In one document, an official tells another official that targets were set for recruiting “when we got all this extra money and the recruiting targets were batsh*t.” Increased budget allocations have been made to the Department of Health and HSE during the pandemic to support the hiring of additional staff.

According to the disclosure, which is presented as “neat verbatim notes” of a briefing for a senior official, a second official replies, “When you say ‘were’, are. The fact that they are realistic anyway is amazing. They then discuss the budget allocation for home support hours.

Mr Corr told the Irish Times he wanted to be invited before the health committee or the PAC to discuss his revelations. “I think it’s in the public interest, and there are a lot more.” He said he was confident he could fully substantiate his revelations.

The HSE had no comment on the documents and the Department of Health did not respond to a request for comment. The Health Committee will hear from HSE Chief Executive Paul Reid and Robert Watt, the Secretary General of the Department of Health, this week.

While members are likely to raise the issues raised, committee chairman Seán Crowe said he would keep the meeting closely on the topic of Sláintecare, the health service reform plan, for which he has been summoned. “If people ask, it will have to be on the basis of Sláintecare,” he told The Irish Times.

Róisín Shortall, the co-leader of the Social Democrats, who is a member of the health committee, said she intended to raise the documents regarding the financial management of the health service and key issues such than hiring staff.

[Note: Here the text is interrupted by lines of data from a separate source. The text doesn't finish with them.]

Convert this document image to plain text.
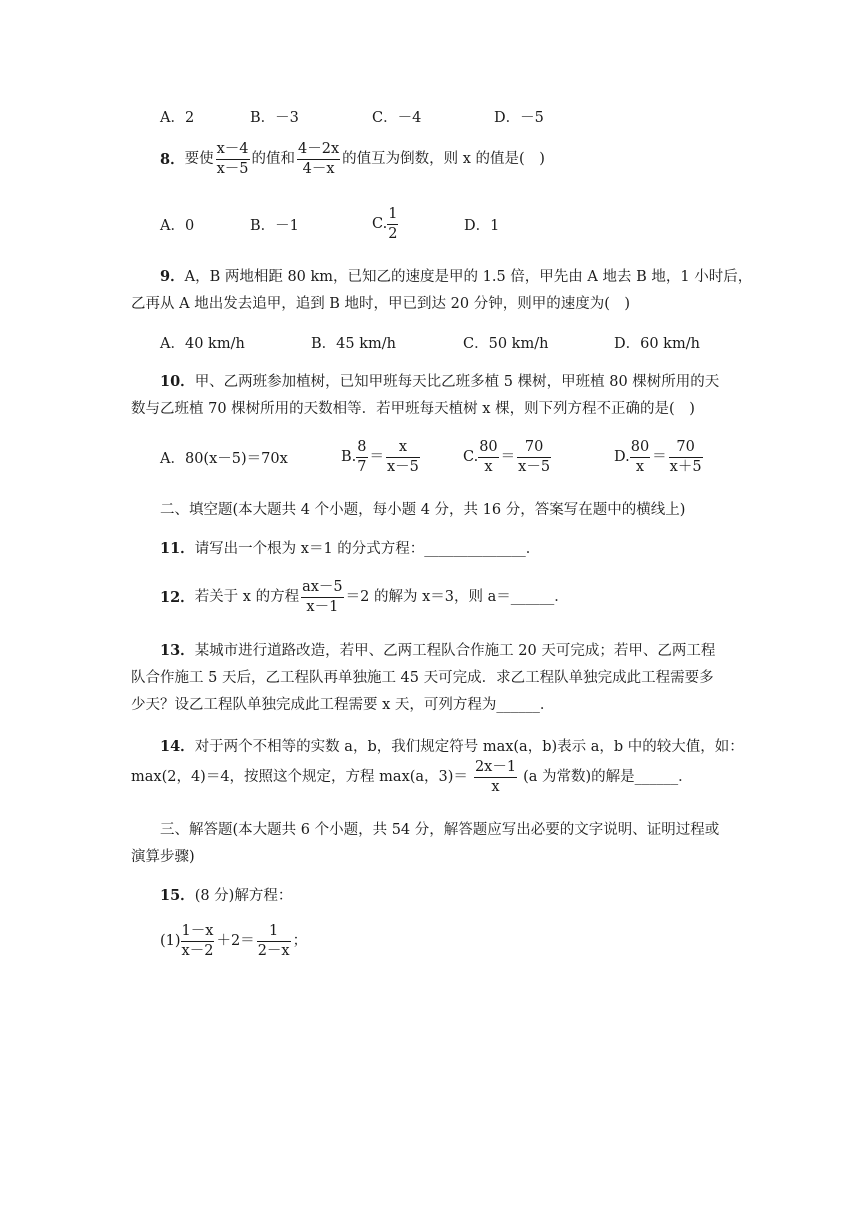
A．2	B．－3	C．－4	D．－5
8． 要使 $\frac{x-4}{x-5}$ 的值和 $\frac{4-2x}{4-x}$ 的值互为倒数，则 x 的值是(　)
A．0	B．－1	C. $\frac{1}{2}$	D．1
9．A，B 两地相距 80 km，已知乙的速度是甲的 1.5 倍，甲先由 A 地去 B 地，1 小时后，
乙再从 A 地出发去追甲，追到 B 地时，甲已到达 20 分钟，则甲的速度为(　)
A．40 km/h	B．45 km/h	C．50 km/h	D．60 km/h
10．甲、乙两班参加植树，已知甲班每天比乙班多植 5 棵树，甲班植 80 棵树所用的天
数与乙班植 70 棵树所用的天数相等．若甲班每天植树 x 棵，则下列方程不正确的是(　)
A．80(x－5)＝70x	B. $\frac{8}{7} = \frac{x}{x-5}$	C. $\frac{80}{x} = \frac{70}{x-5}$	D. $\frac{80}{x} = \frac{70}{x+5}$
二、填空题(本大题共 4 个小题，每小题 4 分，共 16 分，答案写在题中的横线上)
11．请写出一个根为 x＝1 的分式方程：______________．
12． 若关于 x 的方程 $\frac{ax-5}{x-1} =2$ 的解为 x＝3，则 a＝______．
13．某城市进行道路改造，若甲、乙两工程队合作施工 20 天可完成；若甲、乙两工程
队合作施工 5 天后，乙工程队再单独施工 45 天可完成．求乙工程队单独完成此工程需要多
少天？设乙工程队单独完成此工程需要 x 天，可列方程为______．
14．对于两个不相等的实数 a，b，我们规定符号 max(a，b)表示 a，b 中的较大值，如：
max(2，4)＝4，按照这个规定，方程 max(a，$3)= \frac{2x-1}{x} (a$ 为常数)的解是______．
三、解答题(本大题共 6 个小题，共 54 分，解答题应写出必要的文字说明、证明过程或
演算步骤)
15．(8 分)解方程：
$(1) \frac{1-x}{x-2} +2= \frac{1}{2-x}$ ；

“The first thing is to have financial responsibility, which obviously does not exist at the moment.”

Fellow party and co-leader Catherine Murphy said she expects the issue to be raised at the PAC and takes it “absolutely” seriously.

Brian Stanley, the Sinn Féin TD and chairman of the PAC, said the intention was to bring the HSE and the department back and ‘discover these issues to see what the issues are’, and would seek to explore the issues alleged in the documents.